An introduction  

Totaltruth 41M
2 posts
10/2/2005 2:11 pm

Last Read:
3/5/2006 9:27 pm

An introduction


Well I guess an introduction is in order...I am a 30 year old white male who is looking for....well you know, I'm not sure what it is I am looking for. Maybe I will figure it out...maybe I can learn from you..

I know the typical answer should be, "...a woman that will love me, and cherish me, blah blah blah." But it seems now a days that that sounds good on paper, but with no basis in reality unless someone yells "Cut!" at the end. I have wanted to be married since I was old enough to comprehend the concept. I have probably had the opportunity a time or two, but the whole "think for myself" thing has always gotten in the way. So therein lies my dilemma....I have loved before, but have always been held back by the fantasial belief that one day I will find my soulmate.

But, as I have said before, I tend to think outside the box, and have some "different" views on subjects that is normally accepted. Now I am not talking any crazy off the wall shit, but more of a free will kind of thing. One of those things happens to be sex and relationships, but you probably have guessed that one, being a male and on this site...lol.

Most men are perceived as being, 24/7 horny, mindless beasts that only are interested in getting off, and for the most part, its true. But I have reached a point in my life that its starting to not be all about me, and the desire to see my partner have a good time is becoming more and more of a priority. Some will say its growing up, and others will say I'm just trying to play the "good guy until I get laid" card...who knows...because I damn sure don't. But this is more for me than anyone, so I suppose like it or bite it...either way works. If I hapen to meet some like minded people from those that read this, then all the better, as a good friend is always a welcome asset.

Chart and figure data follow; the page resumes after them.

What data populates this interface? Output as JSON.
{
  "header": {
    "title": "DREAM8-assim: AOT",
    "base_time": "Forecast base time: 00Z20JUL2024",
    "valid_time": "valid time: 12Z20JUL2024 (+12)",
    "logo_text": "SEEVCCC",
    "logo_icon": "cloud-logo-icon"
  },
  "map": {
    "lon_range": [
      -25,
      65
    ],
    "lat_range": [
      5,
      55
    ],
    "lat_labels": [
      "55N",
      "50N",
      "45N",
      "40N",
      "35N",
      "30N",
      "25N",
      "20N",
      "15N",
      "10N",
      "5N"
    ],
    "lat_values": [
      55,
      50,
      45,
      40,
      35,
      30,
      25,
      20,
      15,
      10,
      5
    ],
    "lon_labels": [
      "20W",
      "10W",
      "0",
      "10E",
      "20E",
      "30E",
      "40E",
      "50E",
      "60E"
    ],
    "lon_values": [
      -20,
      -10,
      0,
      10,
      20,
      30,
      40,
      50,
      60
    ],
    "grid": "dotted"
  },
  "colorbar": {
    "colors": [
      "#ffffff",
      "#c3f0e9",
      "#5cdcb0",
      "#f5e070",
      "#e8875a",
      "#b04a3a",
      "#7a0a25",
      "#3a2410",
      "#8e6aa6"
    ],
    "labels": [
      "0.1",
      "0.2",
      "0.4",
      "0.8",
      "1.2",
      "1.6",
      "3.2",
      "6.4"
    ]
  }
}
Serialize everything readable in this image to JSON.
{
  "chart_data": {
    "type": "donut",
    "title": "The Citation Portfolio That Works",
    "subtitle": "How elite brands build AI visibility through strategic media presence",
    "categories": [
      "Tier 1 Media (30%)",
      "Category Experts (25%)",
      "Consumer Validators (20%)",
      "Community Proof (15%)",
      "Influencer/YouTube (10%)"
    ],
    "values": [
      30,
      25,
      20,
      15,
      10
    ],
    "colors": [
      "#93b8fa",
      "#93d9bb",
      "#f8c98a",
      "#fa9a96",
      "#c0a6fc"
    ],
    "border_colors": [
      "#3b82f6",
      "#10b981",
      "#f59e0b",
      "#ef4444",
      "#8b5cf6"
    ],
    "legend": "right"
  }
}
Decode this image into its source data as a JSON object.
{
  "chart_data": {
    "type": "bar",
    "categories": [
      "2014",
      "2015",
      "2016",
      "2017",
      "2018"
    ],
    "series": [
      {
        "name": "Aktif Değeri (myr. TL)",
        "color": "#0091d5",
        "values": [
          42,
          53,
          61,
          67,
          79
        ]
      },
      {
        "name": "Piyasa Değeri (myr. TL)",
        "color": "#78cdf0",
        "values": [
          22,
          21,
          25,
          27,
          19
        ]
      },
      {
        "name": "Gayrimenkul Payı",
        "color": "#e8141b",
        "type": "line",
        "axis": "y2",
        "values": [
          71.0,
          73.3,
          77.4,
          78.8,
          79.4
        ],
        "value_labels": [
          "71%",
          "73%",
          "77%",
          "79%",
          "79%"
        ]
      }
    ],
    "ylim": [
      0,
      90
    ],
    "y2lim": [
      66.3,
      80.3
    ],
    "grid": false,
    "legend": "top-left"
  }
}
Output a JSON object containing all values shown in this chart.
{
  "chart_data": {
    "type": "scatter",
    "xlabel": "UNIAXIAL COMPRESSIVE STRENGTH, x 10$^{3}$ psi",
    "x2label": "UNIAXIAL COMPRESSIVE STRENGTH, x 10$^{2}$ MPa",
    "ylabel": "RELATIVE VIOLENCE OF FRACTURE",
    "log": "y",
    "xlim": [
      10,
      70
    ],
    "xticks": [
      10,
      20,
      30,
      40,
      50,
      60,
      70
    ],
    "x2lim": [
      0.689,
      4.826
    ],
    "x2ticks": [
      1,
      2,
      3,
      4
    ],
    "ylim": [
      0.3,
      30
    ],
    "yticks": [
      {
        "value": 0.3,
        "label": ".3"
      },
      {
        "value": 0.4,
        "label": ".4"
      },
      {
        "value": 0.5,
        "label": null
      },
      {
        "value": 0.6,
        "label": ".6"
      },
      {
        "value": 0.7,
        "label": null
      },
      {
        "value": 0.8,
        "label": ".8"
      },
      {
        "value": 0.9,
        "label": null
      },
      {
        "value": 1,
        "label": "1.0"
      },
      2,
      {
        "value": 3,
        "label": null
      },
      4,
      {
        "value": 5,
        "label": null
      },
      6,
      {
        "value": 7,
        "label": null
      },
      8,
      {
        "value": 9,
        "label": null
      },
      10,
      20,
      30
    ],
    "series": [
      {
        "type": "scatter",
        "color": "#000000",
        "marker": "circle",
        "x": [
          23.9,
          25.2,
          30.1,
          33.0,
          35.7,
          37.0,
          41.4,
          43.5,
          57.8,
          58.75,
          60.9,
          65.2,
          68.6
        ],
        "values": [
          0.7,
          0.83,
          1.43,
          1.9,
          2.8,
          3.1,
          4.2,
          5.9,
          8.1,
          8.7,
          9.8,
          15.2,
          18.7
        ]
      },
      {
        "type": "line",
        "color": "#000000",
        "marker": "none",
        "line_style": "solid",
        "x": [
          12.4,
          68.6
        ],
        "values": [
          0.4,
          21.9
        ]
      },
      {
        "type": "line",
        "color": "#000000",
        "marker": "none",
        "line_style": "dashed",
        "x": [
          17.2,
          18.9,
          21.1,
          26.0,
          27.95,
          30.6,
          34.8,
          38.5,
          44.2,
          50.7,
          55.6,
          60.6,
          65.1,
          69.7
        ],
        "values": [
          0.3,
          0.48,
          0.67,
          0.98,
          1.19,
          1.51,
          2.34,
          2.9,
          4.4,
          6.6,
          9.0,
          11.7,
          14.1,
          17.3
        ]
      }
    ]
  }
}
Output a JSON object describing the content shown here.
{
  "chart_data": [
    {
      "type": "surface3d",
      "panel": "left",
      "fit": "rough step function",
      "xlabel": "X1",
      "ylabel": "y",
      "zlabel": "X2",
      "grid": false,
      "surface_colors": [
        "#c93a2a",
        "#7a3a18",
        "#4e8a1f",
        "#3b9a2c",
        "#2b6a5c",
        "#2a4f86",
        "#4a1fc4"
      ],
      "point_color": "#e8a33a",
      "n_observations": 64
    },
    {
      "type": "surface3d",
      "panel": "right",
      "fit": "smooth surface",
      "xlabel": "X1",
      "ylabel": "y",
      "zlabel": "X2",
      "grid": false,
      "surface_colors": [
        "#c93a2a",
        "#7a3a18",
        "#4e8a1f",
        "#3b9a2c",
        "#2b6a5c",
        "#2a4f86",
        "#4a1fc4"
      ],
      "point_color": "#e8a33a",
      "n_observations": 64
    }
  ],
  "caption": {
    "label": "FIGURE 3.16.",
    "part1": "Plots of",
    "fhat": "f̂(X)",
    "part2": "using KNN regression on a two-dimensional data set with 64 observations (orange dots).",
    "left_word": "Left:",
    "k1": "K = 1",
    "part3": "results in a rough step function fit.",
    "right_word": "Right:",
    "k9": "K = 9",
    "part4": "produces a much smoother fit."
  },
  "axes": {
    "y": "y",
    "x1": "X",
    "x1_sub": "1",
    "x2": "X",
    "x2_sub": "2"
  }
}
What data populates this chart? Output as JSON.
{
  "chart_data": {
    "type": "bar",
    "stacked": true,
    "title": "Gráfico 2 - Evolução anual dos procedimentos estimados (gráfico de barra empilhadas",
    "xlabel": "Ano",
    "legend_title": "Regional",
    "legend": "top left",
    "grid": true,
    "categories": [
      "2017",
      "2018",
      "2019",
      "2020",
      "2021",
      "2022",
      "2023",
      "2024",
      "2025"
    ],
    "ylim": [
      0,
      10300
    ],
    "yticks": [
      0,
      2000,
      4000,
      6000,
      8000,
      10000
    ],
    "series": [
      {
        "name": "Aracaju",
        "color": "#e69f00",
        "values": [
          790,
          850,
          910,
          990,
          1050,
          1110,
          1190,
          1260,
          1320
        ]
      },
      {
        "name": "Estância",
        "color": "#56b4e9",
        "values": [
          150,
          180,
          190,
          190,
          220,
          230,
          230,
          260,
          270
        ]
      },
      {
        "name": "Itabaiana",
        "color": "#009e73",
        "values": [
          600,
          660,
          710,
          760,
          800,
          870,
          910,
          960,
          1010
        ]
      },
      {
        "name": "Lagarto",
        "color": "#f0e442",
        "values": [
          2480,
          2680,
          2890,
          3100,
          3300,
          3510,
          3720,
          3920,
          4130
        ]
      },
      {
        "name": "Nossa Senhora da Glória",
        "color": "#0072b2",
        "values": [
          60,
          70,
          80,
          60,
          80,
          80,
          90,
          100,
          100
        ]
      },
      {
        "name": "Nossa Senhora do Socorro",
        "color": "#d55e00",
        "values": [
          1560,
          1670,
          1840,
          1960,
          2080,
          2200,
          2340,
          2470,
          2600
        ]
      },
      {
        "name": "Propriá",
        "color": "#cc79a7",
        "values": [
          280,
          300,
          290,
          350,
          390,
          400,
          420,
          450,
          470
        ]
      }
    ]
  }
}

But so far my only desire for an outcome from this is to meet some intelligent people that can discuss any and everything, and maybe even form a friendship that can lead to happiness....mental or physical, because we all need a little bit of both.

rainqueen04 55F
1340 posts
10/2/2005 9:05 pm

I like your introduction...greetings from a member that has been here for a year. *gives a hug and a kiss, shakes hands*. a friend in need is a friend indeed; and I have been short of friends for years. Not because I'm an ogre or anything, far from it. my perception is that i was in an abusive relationship that brought my self esteem to net zero and now that he is a thing of the past, i have brought my self esteem up full circle, unfortunately, not to the brimming success of having a huge group of friends. i would say, maybe two, and many more from meeting people in the various rooms here on this site. our connection isn't always about sex and getting what we want, but in finding others that are human beings that want to interact with other people, so I welcome you to a site that can be good or bad; sometimes not the greatest but worthy of building friendships, and having new adventures, and enjoying the journey along the way. ttyl.....RQ


Totaltruth 41M
2 posts
10/3/2005 7:09 am

Thanks for the welcome rain!! I am feeling pretty good about the whole blog thing actually, and you are right...its always worth building friendships. And hey, if you ever need anyone to just talk to about anything, I'll be here!!